31 Days, 31 Movies 12/18: No Country For Old Men

And now we arrive at the part of the month that I’ve been looking forward to.  The reason I wanted to do 31 days, 31 movies was to fill a lot of gaps in my film knowledge.  I’ve come to accept that in doing this many embarrassing gaps in my film watching history will be exposed—on the bright side however they will also be remedied at the same time.  For example, you all have just learned it took my ten years to finally get around to watching No Country for Old Men; on the other hand, the joke is on you because I have now seen the 2007 Coen Brothers’ classic.  And while I am partial to 2000 (Gladiator; Snatch; American Psycho; Crouching Tiger, Hidden Dragon; Requiem for a Dream; Memento; High Fidelity; Pitch Black; Remember the Titans; mother fucking Meet The Parents the list goes on) there is a solid argument that 2007 is one of, if not the best year in modern cinema.  At an awkward 14–neither old enough to see the movies and not far enough removed to watch them as classics in the years to come–it remains probably the biggest gap in my film experience, I’ve seen more movies from 1931 than 2007.  We’re going to fix that.

I remember my first experience with this with this movie was over the holidays in 2007 when I went up to New York to see my family as we always do.  Apparently, my grandmother had seen No Country for Old Men on recommendation of some newspaper reviews.  She offered up one family dinner, “Has anyone seen that new horrid picture, No Country for Old Men?  It’s just too violent, I don’t know why anyone would ever want to watch something so terrible.”  I was a rebellious teen at that point so at that moment I vowed to see—and love—this horribly violent picture.

The Coen Brothers would have you believe that No Country For Old Men is a crime thriller.  That’s bullshit; this is the greatest greatest horror movie of all time–apologies to The Shining and Psycho I may have gotten ahead of myself there.  But really No Country for Old Men is an incredible horror movie; it has all the elements: an inexplicable seemingly supernatural villain, a hero who is smart enough to root for but dumb enough to get themselves into this situation in the first place, and silence–eerie, unrelenting silence.  And a little bit of blood too.
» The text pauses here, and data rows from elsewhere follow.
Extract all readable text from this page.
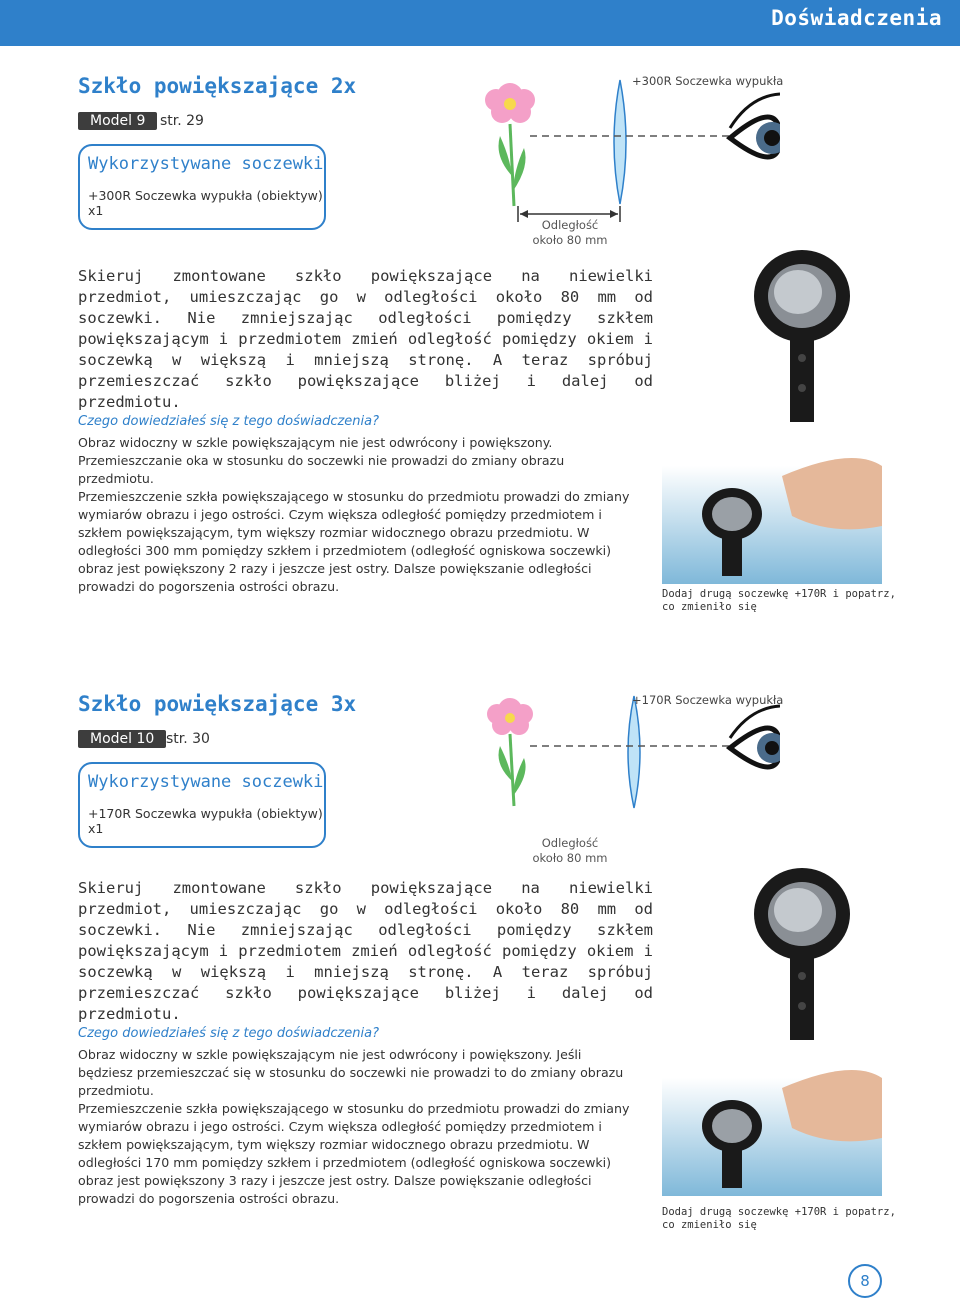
Doświadczenia
Szkło powiększające 2x
Model 9	str. 29
Wykorzystywane soczewki
+300R Soczewka wypukła (obiektyw) x1
+300R Soczewka wypukła
Odległość
około 80 mm
Skieruj zmontowane szkło powiększające na niewielki przedmiot, umieszczając go w odległości około 80 mm od soczewki. Nie zmniejszając odległości pomiędzy szkłem powiększającym i przedmiotem zmień odległość pomiędzy okiem i soczewką w większą i mniejszą stronę. A teraz spróbuj przemieszczać szkło powiększające bliżej i dalej od przedmiotu.
Czego dowiedziałeś się z tego doświadczenia?

Obraz widoczny w szkle powiększającym nie jest odwrócony i powiększony.

Przemieszczanie oka w stosunku do soczewki nie prowadzi do zmiany obrazu przedmiotu.

Przemieszczenie szkła powiększającego w stosunku do przedmiotu prowadzi do zmiany wymiarów obrazu i jego ostrości. Czym większa odległość pomiędzy przedmiotem i szkłem powiększającym, tym większy rozmiar widocznego obrazu przedmiotu. W odległości 300 mm pomiędzy szkłem i przedmiotem (odległość ogniskowa soczewki) obraz jest powiększony 2 razy i jeszcze jest ostry. Dalsze powiększanie odległości prowadzi do pogorszenia ostrości obrazu.	Dodaj drugą soczewkę +170R i popatrz, co zmieniło się
Szkło powiększające 3x
Model 10 str. 30
Wykorzystywane soczewki
+170R Soczewka wypukła (obiektyw) x1
+170R Soczewka wypukła
Odległość
około 80 mm
Skieruj zmontowane szkło powiększające na niewielki przedmiot, umieszczając go w odległości około 80 mm od soczewki. Nie zmniejszając odległości pomiędzy szkłem powiększającym i przedmiotem zmień odległość pomiędzy okiem i soczewką w większą i mniejszą stronę. A teraz spróbuj przemieszczać szkło powiększające bliżej i dalej od przedmiotu.
Czego dowiedziałeś się z tego doświadczenia?

Obraz widoczny w szkle powiększającym nie jest odwrócony i powiększony. Jeśli będziesz przemieszczać się w stosunku do soczewki nie prowadzi to do zmiany obrazu przedmiotu.

Przemieszczenie szkła powiększającego w stosunku do przedmiotu prowadzi do zmiany wymiarów obrazu i jego ostrości. Czym większa odległość pomiędzy przedmiotem i szkłem powiększającym, tym większy rozmiar widocznego obrazu przedmiotu. W odległości 170 mm pomiędzy szkłem i przedmiotem (odległość ogniskowa soczewki) obraz jest powiększony 3 razy i jeszcze jest ostry. Dalsze powiększanie odległości prowadzi do pogorszenia ostrości obrazu.

Dodaj drugą soczewkę +170R i popatrz, co zmieniło się
8
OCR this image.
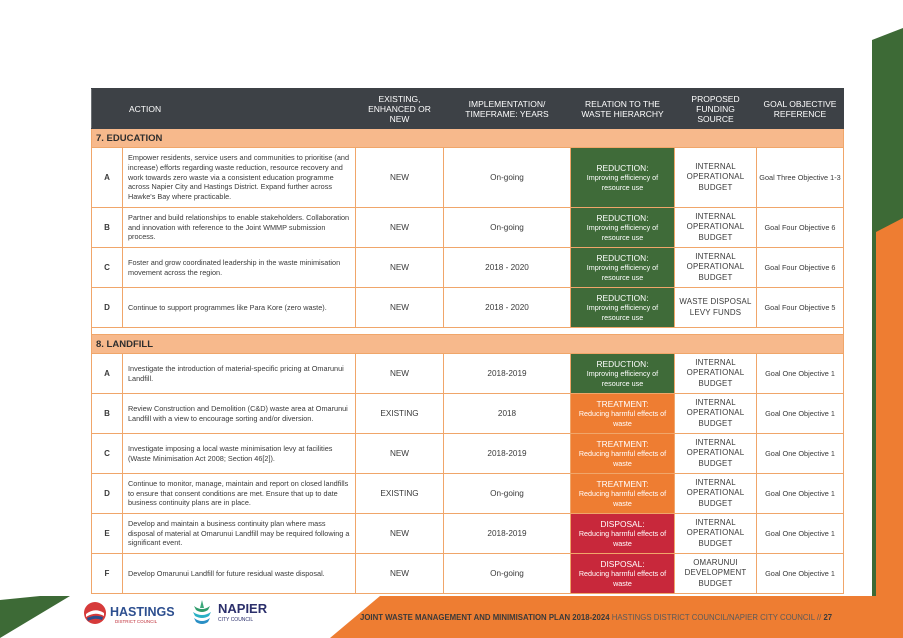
	ACTION	EXISTING, ENHANCED OR NEW	IMPLEMENTATION/ TIMEFRAME: YEARS	RELATION TO THE WASTE HIERARCHY	PROPOSED FUNDING SOURCE	GOAL OBJECTIVE REFERENCE
7. EDUCATION						
A	Empower residents, service users and communities to prioritise (and increase) efforts regarding waste reduction, resource recovery and work towards zero waste via a consistent education programme across Napier City and Hastings District. Expand further across Hawke's Bay where practicable.	NEW	On-going	REDUCTION:
Improving efficiency of resource use	INTERNAL OPERATIONAL BUDGET	Goal Three Objective 1-3
B	Partner and build relationships to enable stakeholders. Collaboration and innovation with reference to the Joint WMMP submission process.	NEW	On-going	REDUCTION:
Improving efficiency of resource use	INTERNAL OPERATIONAL BUDGET	Goal Four Objective 6
C	Foster and grow coordinated leadership in the waste minimisation movement across the region.	NEW	2018 - 2020	REDUCTION:
Improving efficiency of resource use	INTERNAL OPERATIONAL BUDGET	Goal Four Objective 6
D	Continue to support programmes like Para Kore (zero waste).	NEW	2018 - 2020	REDUCTION:
Improving efficiency of resource use	WASTE DISPOSAL LEVY FUNDS	Goal Four Objective 5

8. LANDFILL						
A	Investigate the introduction of material-specific pricing at Omarunui Landfill.	NEW	2018-2019	REDUCTION:
Improving efficiency of resource use	INTERNAL OPERATIONAL BUDGET	Goal One Objective 1
B	Review Construction and Demolition (C&D) waste area at Omarunui Landfill with a view to encourage sorting and/or diversion.	EXISTING	2018	TREATMENT:
Reducing harmful effects of waste	INTERNAL OPERATIONAL BUDGET	Goal One Objective 1
C	Investigate imposing a local waste minimisation levy at facilities (Waste Minimisation Act 2008; Section 46[2]).	NEW	2018-2019	TREATMENT:
Reducing harmful effects of waste	INTERNAL OPERATIONAL BUDGET	Goal One Objective 1
D	Continue to monitor, manage, maintain and report on closed landfills to ensure that consent conditions are met. Ensure that up to date business continuity plans are in place.	EXISTING	On-going	TREATMENT:
Reducing harmful effects of waste	INTERNAL OPERATIONAL BUDGET	Goal One Objective 1
E	Develop and maintain a business continuity plan where mass disposal of material at Omarunui Landfill may be required following a significant event.	NEW	2018-2019	DISPOSAL:
Reducing harmful effects of waste	INTERNAL OPERATIONAL BUDGET	Goal One Objective 1
F	Develop Omarunui Landfill for future residual waste disposal.	NEW	On-going	DISPOSAL:
Reducing harmful effects of waste	OMARUNUI DEVELOPMENT BUDGET	Goal One Objective 1
HASTINGS
DISTRICT COUNCIL
NAPIER
CITY COUNCIL	JOINT WASTE MANAGEMENT AND MINIMISATION PLAN 2018-2024 HASTINGS DISTRICT COUNCIL/NAPIER CITY COUNCIL // 27
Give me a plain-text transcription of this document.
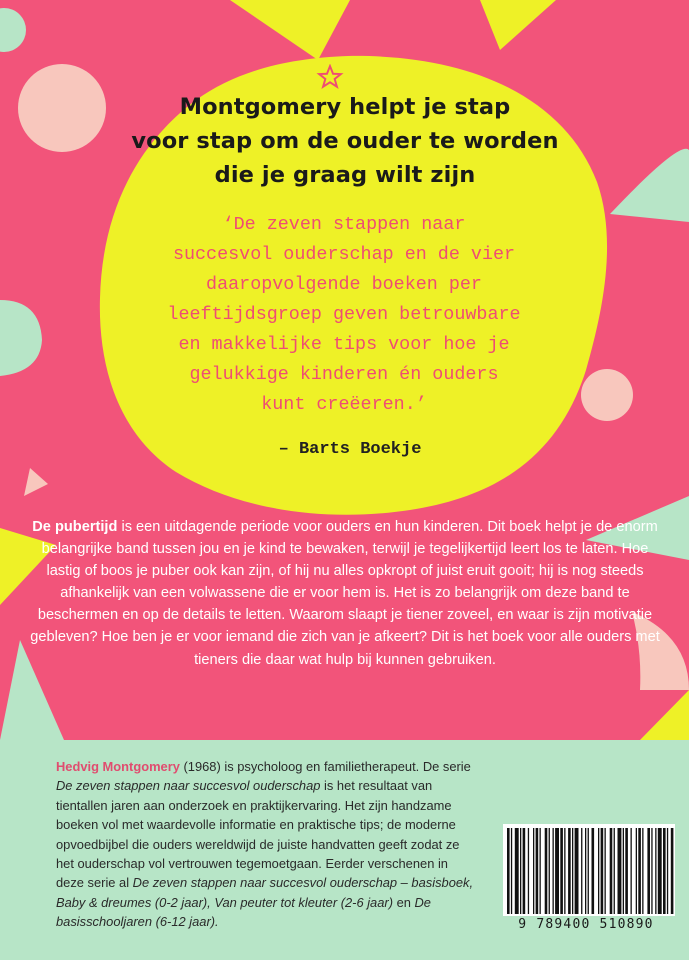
Montgomery helpt je stap
voor stap om de ouder te worden
die je graag wilt zijn
‘De zeven stappen naar
succesvol ouderschap en de vier
daaropvolgende boeken per
leeftijdsgroep geven betrouwbare
en makkelijke tips voor hoe je
gelukkige kinderen én ouders
kunt creëeren.’
– Barts Boekje
De pubertijd is een uitdagende periode voor ouders en hun kinderen. Dit boek helpt je de enorm belangrijke band tussen jou en je kind te bewaken, terwijl je tegelijkertijd leert los te laten. Hoe lastig of boos je puber ook kan zijn, of hij nu alles opkropt of juist eruit gooit; hij is nog steeds afhankelijk van een volwassene die er voor hem is. Het is zo belangrijk om deze band te beschermen en op de details te letten. Waarom slaapt je tiener zoveel, en waar is zijn motivatie gebleven? Hoe ben je er voor iemand die zich van je afkeert? Dit is het boek voor alle ouders met tieners die daar wat hulp bij kunnen gebruiken.
Hedvig Montgomery (1968) is psycholoog en familietherapeut. De serie De zeven stappen naar succesvol ouderschap is het resultaat van tientallen jaren aan onderzoek en praktijkervaring. Het zijn handzame boeken vol met waardevolle informatie en praktische tips; de moderne opvoedbijbel die ouders wereldwijd de juiste handvatten geeft zodat ze het ouderschap vol vertrouwen tegemoetgaan. Eerder verschenen in deze serie al De zeven stappen naar succesvol ouderschap – basisboek, Baby & dreumes (0-2 jaar), Van peuter tot kleuter (2-6 jaar) en De basisschooljaren (6-12 jaar).	9 789400 510890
Like seemingly every man out there I’ve always loved the Coen Brothers directing style because it feels so distinct, in that every Coen Brothers movie feels like it couldn’t have possibly been directed or written by anyone else, but they also feel so diverse.  To think that the same two guys that made Fargo, No Country for Old Men, and True Grit also made The Big Lebowski, Hail Caesar!, and Burn After Reading.  In No Country, Joel and Ethan Coen lean into the darkness of their main villain like they rarely do, their penchant for dark comedy is not gone but it is scaled back.  Instead the charm of No Country is how it never lets you turn away, its methodical, deliberate pace draws out the moments of tension so an almost unbearable extreme.  My favorite example of the Coens’ mastery of tension and the use of silence is when Sheriff Bell is paused in front of the motel room door and it cuts to inside with the beam of light the blown out padlock.  The shot of Javier Bardem gives me chills just thinking about it.

The cast of this movie is insane.  The fourth billed star is Woody Harrelson who comes in about 20 minutes into the movie pitches two perfect quarters and is unceremoniously dispatched a half hour later.  I could wax poetic about Josh Brolin or Kelly Macdonald, I could talk about how Tommy Lee Jones recaptures the magic that was his performance in The Fugitive, but we all know what we’re here for.  Javier Bardem, an actor who I have mixed feelings about, he is an undeniably talented actor but until recent years I never cared for his performances, despite how skilled they are.  Biutiful, was too brooding and nihilistic to enjoy watching, and Vicky Cristina Barcelona–a movie that has aged very poorly through no fault of anyone but Woody Allen–remains a strange Javier Bardem role.  Maybe you have to be attracted to him and his accent but it just wasn’t doing it for me.  But in No Country Bardem he is sickeningly brilliant.  Many charismatic villains you find yourself rooting for despite yourself; everyone wants Lefty Ruggiero to win, Hannibal Lecter literally kills and wears a mans face and we’re all cool with it, I’m not even 100% sure Norman Bates is the villain, and of course every gangster movie ever made.  No Country for Old Men and Bardem have no interest in you rooting for Anton Chigurh, quite the opposite, you have to loathe him for the final scene where Chigurh walks away from the car crash to work.  The audience has to look on in horror as this seemingly unkillable, irredeemable man limps off.  Bardem works every seen masterfully to the point where you’re screaming at the end credits to fuck off.

Conclusion:

What more is there to say about this Coen Brothers masterpiece that hasn’t been stated already?  Bardem and the rest of the cast adapt this Cormac MacCarthy novel into a thrilling and harrowing cinematic feat.  Despite all it’s stillness No Country never feels slow, quite the opposite its a surprising 2-hour film that feels like it wraps in one.